In the 1960s, there was talk of England selling the British Virgins to the United States, which had purchased several Virgin Islands from Demark in 1917. The idea failed, but with an odd twist: the island currency became the U.S. dollar instead of the British pound. Carefully examine any bills you get with local purchases. Yes, they're marked in dollars, but whether or not you could pass them anywhere else is questionable, as they might be regarded as foreign currency subject to an exchange rate, probably only available at a bank. Make certain you get regular U.S. currency in change. (If you're an ardent souvenir collector, be sure to buy some BVI stamps: They are the only stamps in the British Commonwealth marked in U.S. currency; don't try to use them in the United States, of course.)

Most cruise ships call at Tortola, though a few visit neighboring Virgin Gorda, about a half-hour ferry ride away.
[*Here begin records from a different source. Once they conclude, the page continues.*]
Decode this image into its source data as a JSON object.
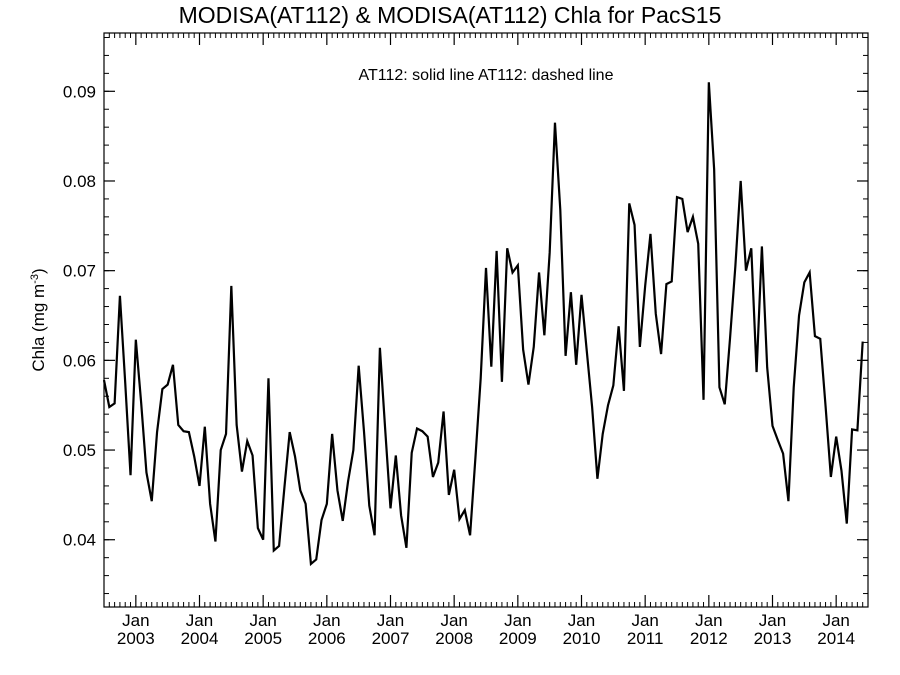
{
  "chart_data": {
    "type": "line",
    "title": "MODISA(AT112) & MODISA(AT112)  Chla for PacS15",
    "legend_text": "AT112: solid line   AT112: dashed line",
    "legend_placement": "top-center",
    "ylabel": "Chla (mg m",
    "ylabel_superscript": "-3",
    "ylabel_close": ")",
    "ylim": [
      0.0325,
      0.0965
    ],
    "xlim": [
      "2002-07",
      "2014-07"
    ],
    "grid": false,
    "yticks": [
      {
        "value": 0.04,
        "label": "0.04"
      },
      {
        "value": 0.05,
        "label": "0.05"
      },
      {
        "value": 0.06,
        "label": "0.06"
      },
      {
        "value": 0.07,
        "label": "0.07"
      },
      {
        "value": 0.08,
        "label": "0.08"
      },
      {
        "value": 0.09,
        "label": "0.09"
      }
    ],
    "xticks": [
      {
        "date": "2003-01",
        "month": "Jan",
        "year": "2003"
      },
      {
        "date": "2004-01",
        "month": "Jan",
        "year": "2004"
      },
      {
        "date": "2005-01",
        "month": "Jan",
        "year": "2005"
      },
      {
        "date": "2006-01",
        "month": "Jan",
        "year": "2006"
      },
      {
        "date": "2007-01",
        "month": "Jan",
        "year": "2007"
      },
      {
        "date": "2008-01",
        "month": "Jan",
        "year": "2008"
      },
      {
        "date": "2009-01",
        "month": "Jan",
        "year": "2009"
      },
      {
        "date": "2010-01",
        "month": "Jan",
        "year": "2010"
      },
      {
        "date": "2011-01",
        "month": "Jan",
        "year": "2011"
      },
      {
        "date": "2012-01",
        "month": "Jan",
        "year": "2012"
      },
      {
        "date": "2013-01",
        "month": "Jan",
        "year": "2013"
      },
      {
        "date": "2014-01",
        "month": "Jan",
        "year": "2014"
      }
    ],
    "series": [
      {
        "style": "solid",
        "color": "#000000",
        "points": [
          [
            "2002-07",
            0.0578
          ],
          [
            "2002-08",
            0.0548
          ],
          [
            "2002-09",
            0.0552
          ],
          [
            "2002-10",
            0.0672
          ],
          [
            "2002-11",
            0.0575
          ],
          [
            "2002-12",
            0.0472
          ],
          [
            "2003-01",
            0.0623
          ],
          [
            "2003-02",
            0.0553
          ],
          [
            "2003-03",
            0.0475
          ],
          [
            "2003-04",
            0.0443
          ],
          [
            "2003-05",
            0.052
          ],
          [
            "2003-06",
            0.0568
          ],
          [
            "2003-07",
            0.0573
          ],
          [
            "2003-08",
            0.0595
          ],
          [
            "2003-09",
            0.0528
          ],
          [
            "2003-10",
            0.0521
          ],
          [
            "2003-11",
            0.052
          ],
          [
            "2003-12",
            0.0493
          ],
          [
            "2004-01",
            0.046
          ],
          [
            "2004-02",
            0.0526
          ],
          [
            "2004-03",
            0.044
          ],
          [
            "2004-04",
            0.0398
          ],
          [
            "2004-05",
            0.05
          ],
          [
            "2004-06",
            0.0518
          ],
          [
            "2004-07",
            0.0683
          ],
          [
            "2004-08",
            0.0528
          ],
          [
            "2004-09",
            0.0476
          ],
          [
            "2004-10",
            0.051
          ],
          [
            "2004-11",
            0.0494
          ],
          [
            "2004-12",
            0.0413
          ],
          [
            "2005-01",
            0.04
          ],
          [
            "2005-02",
            0.058
          ],
          [
            "2005-03",
            0.0388
          ],
          [
            "2005-04",
            0.0393
          ],
          [
            "2005-05",
            0.0458
          ],
          [
            "2005-06",
            0.052
          ],
          [
            "2005-07",
            0.0493
          ],
          [
            "2005-08",
            0.0455
          ],
          [
            "2005-09",
            0.044
          ],
          [
            "2005-10",
            0.0373
          ],
          [
            "2005-11",
            0.0378
          ],
          [
            "2005-12",
            0.0422
          ],
          [
            "2006-01",
            0.044
          ],
          [
            "2006-02",
            0.0518
          ],
          [
            "2006-03",
            0.0455
          ],
          [
            "2006-04",
            0.0421
          ],
          [
            "2006-05",
            0.0465
          ],
          [
            "2006-06",
            0.05
          ],
          [
            "2006-07",
            0.0594
          ],
          [
            "2006-08",
            0.0521
          ],
          [
            "2006-09",
            0.0438
          ],
          [
            "2006-10",
            0.0405
          ],
          [
            "2006-11",
            0.0614
          ],
          [
            "2006-12",
            0.0523
          ],
          [
            "2007-01",
            0.0435
          ],
          [
            "2007-02",
            0.0494
          ],
          [
            "2007-03",
            0.0427
          ],
          [
            "2007-04",
            0.0391
          ],
          [
            "2007-05",
            0.0497
          ],
          [
            "2007-06",
            0.0524
          ],
          [
            "2007-07",
            0.0521
          ],
          [
            "2007-08",
            0.0515
          ],
          [
            "2007-09",
            0.047
          ],
          [
            "2007-10",
            0.0486
          ],
          [
            "2007-11",
            0.0543
          ],
          [
            "2007-12",
            0.045
          ],
          [
            "2008-01",
            0.0478
          ],
          [
            "2008-02",
            0.0423
          ],
          [
            "2008-03",
            0.0433
          ],
          [
            "2008-04",
            0.0405
          ],
          [
            "2008-05",
            0.0491
          ],
          [
            "2008-06",
            0.058
          ],
          [
            "2008-07",
            0.0703
          ],
          [
            "2008-08",
            0.0593
          ],
          [
            "2008-09",
            0.0722
          ],
          [
            "2008-10",
            0.0576
          ],
          [
            "2008-11",
            0.0725
          ],
          [
            "2008-12",
            0.0698
          ],
          [
            "2009-01",
            0.0706
          ],
          [
            "2009-02",
            0.0612
          ],
          [
            "2009-03",
            0.0573
          ],
          [
            "2009-04",
            0.0615
          ],
          [
            "2009-05",
            0.0698
          ],
          [
            "2009-06",
            0.0628
          ],
          [
            "2009-07",
            0.072
          ],
          [
            "2009-08",
            0.0865
          ],
          [
            "2009-09",
            0.0768
          ],
          [
            "2009-10",
            0.0605
          ],
          [
            "2009-11",
            0.0676
          ],
          [
            "2009-12",
            0.0595
          ],
          [
            "2010-01",
            0.0673
          ],
          [
            "2010-02",
            0.061
          ],
          [
            "2010-03",
            0.0548
          ],
          [
            "2010-04",
            0.0468
          ],
          [
            "2010-05",
            0.0518
          ],
          [
            "2010-06",
            0.055
          ],
          [
            "2010-07",
            0.0572
          ],
          [
            "2010-08",
            0.0638
          ],
          [
            "2010-09",
            0.0566
          ],
          [
            "2010-10",
            0.0775
          ],
          [
            "2010-11",
            0.0751
          ],
          [
            "2010-12",
            0.0615
          ],
          [
            "2011-01",
            0.0683
          ],
          [
            "2011-02",
            0.0741
          ],
          [
            "2011-03",
            0.0652
          ],
          [
            "2011-04",
            0.0607
          ],
          [
            "2011-05",
            0.0685
          ],
          [
            "2011-06",
            0.0688
          ],
          [
            "2011-07",
            0.0782
          ],
          [
            "2011-08",
            0.078
          ],
          [
            "2011-09",
            0.0743
          ],
          [
            "2011-10",
            0.076
          ],
          [
            "2011-11",
            0.073
          ],
          [
            "2011-12",
            0.0556
          ],
          [
            "2012-01",
            0.091
          ],
          [
            "2012-02",
            0.0813
          ],
          [
            "2012-03",
            0.057
          ],
          [
            "2012-04",
            0.0551
          ],
          [
            "2012-05",
            0.0625
          ],
          [
            "2012-06",
            0.0705
          ],
          [
            "2012-07",
            0.08
          ],
          [
            "2012-08",
            0.07
          ],
          [
            "2012-09",
            0.0725
          ],
          [
            "2012-10",
            0.0587
          ],
          [
            "2012-11",
            0.0727
          ],
          [
            "2012-12",
            0.0592
          ],
          [
            "2013-01",
            0.0527
          ],
          [
            "2013-02",
            0.0511
          ],
          [
            "2013-03",
            0.0496
          ],
          [
            "2013-04",
            0.0443
          ],
          [
            "2013-05",
            0.057
          ],
          [
            "2013-06",
            0.065
          ],
          [
            "2013-07",
            0.0687
          ],
          [
            "2013-08",
            0.0698
          ],
          [
            "2013-09",
            0.0627
          ],
          [
            "2013-10",
            0.0624
          ],
          [
            "2013-11",
            0.0549
          ],
          [
            "2013-12",
            0.047
          ],
          [
            "2014-01",
            0.0515
          ],
          [
            "2014-02",
            0.0477
          ],
          [
            "2014-03",
            0.0418
          ],
          [
            "2014-04",
            0.0523
          ],
          [
            "2014-05",
            0.0522
          ],
          [
            "2014-06",
            0.0621
          ]
        ]
      }
    ]
  }
}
Both Tortola (turtle dove in Spanish), the largest British Virgin, and Virgin Gorda (fat virgin), third in size, are small islands--each is actually a mountaintop of an ancient volcano jutting from the sea. Tortola and Virgin Gorda both have rugged mountain backbones. Tortola's highest peak, Mount Sage, rises 1,716 feet from the sea, while Virgin Gorda's is 1,370 feet. The result is a continuous series of spectacular view on both islands as you crisscross the mountains to reach the opposite shore. One site on Tortola, named Sky World, affords a 360-degree view of the entire chain of islands.

Coastal highways on both islands twist and turn like startled snakes, making careful driving mandatory. For example, Tortola is approximately 10 miles long by three wide. The road curves so much it takes 45 minutes to drive from one end of the island to the other with no stops en route. Overall, Tortola is approximately 10 square miles, and Virgin Gorda only eight.
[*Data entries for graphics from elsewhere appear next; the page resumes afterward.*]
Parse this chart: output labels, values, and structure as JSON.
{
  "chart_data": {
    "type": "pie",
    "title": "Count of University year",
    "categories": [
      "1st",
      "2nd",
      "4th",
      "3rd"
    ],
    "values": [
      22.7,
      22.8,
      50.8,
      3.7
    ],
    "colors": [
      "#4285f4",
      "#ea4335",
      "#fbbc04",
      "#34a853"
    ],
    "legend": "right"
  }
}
In Road Town--BVI capital, commercial center, and only city--you see scant traces of the island's British heritage. To date, thankfully, there are no U.S. fast-food joints. Those interested in exploring Road Town can easily stroll around it in an hour or so, wandering Main Street and the waterfront. On Main Street are picturesque older BVI buildings, clapboard wooden structures (often brightly painted) with shingle tiles, sometimes tin roofs. Most of the buildings contain shops.

Unlike the neighboring U.S. Virgin Islands--St. Thomas, St. Croix, St. John--Tortola and Virgin Gorda are not duty-free ports. However, they can still be bargain centers as there are no duties in British imports, and often many English items are good buys compared to prices in the U.S. You can find bargains in some English china, fabrics, and fabric designs. You may also want to buy some native spices or rum--Tortola has two spice factories and one distillery.

Naturally, you want to see more of the island than just Road Town. A variety of shore excursions are offered by various ships, ranging from half-day (2 1/2 to 4 hours) to all-day (including lunch at a locally famous restaurant). Here are thumbnail sketches of some available tours:

* Tortola Highlights: You board open-air safari buses in Road Town for a scenic drive up Fort Hill and along Ridge Road. You pass Long Trench and Fahie Hill before reaching Sky World. You pause here to study the magnificent 360-degree views from the Observation Deck (there's a souvenir shop, naturally), Then you continue along Ridge Road, and finally descend to the famous Cane Garden Beach to swim and relax in the crystal-clear water lapping the white sands. There's a bar and restaurant, changing facilities, and showers.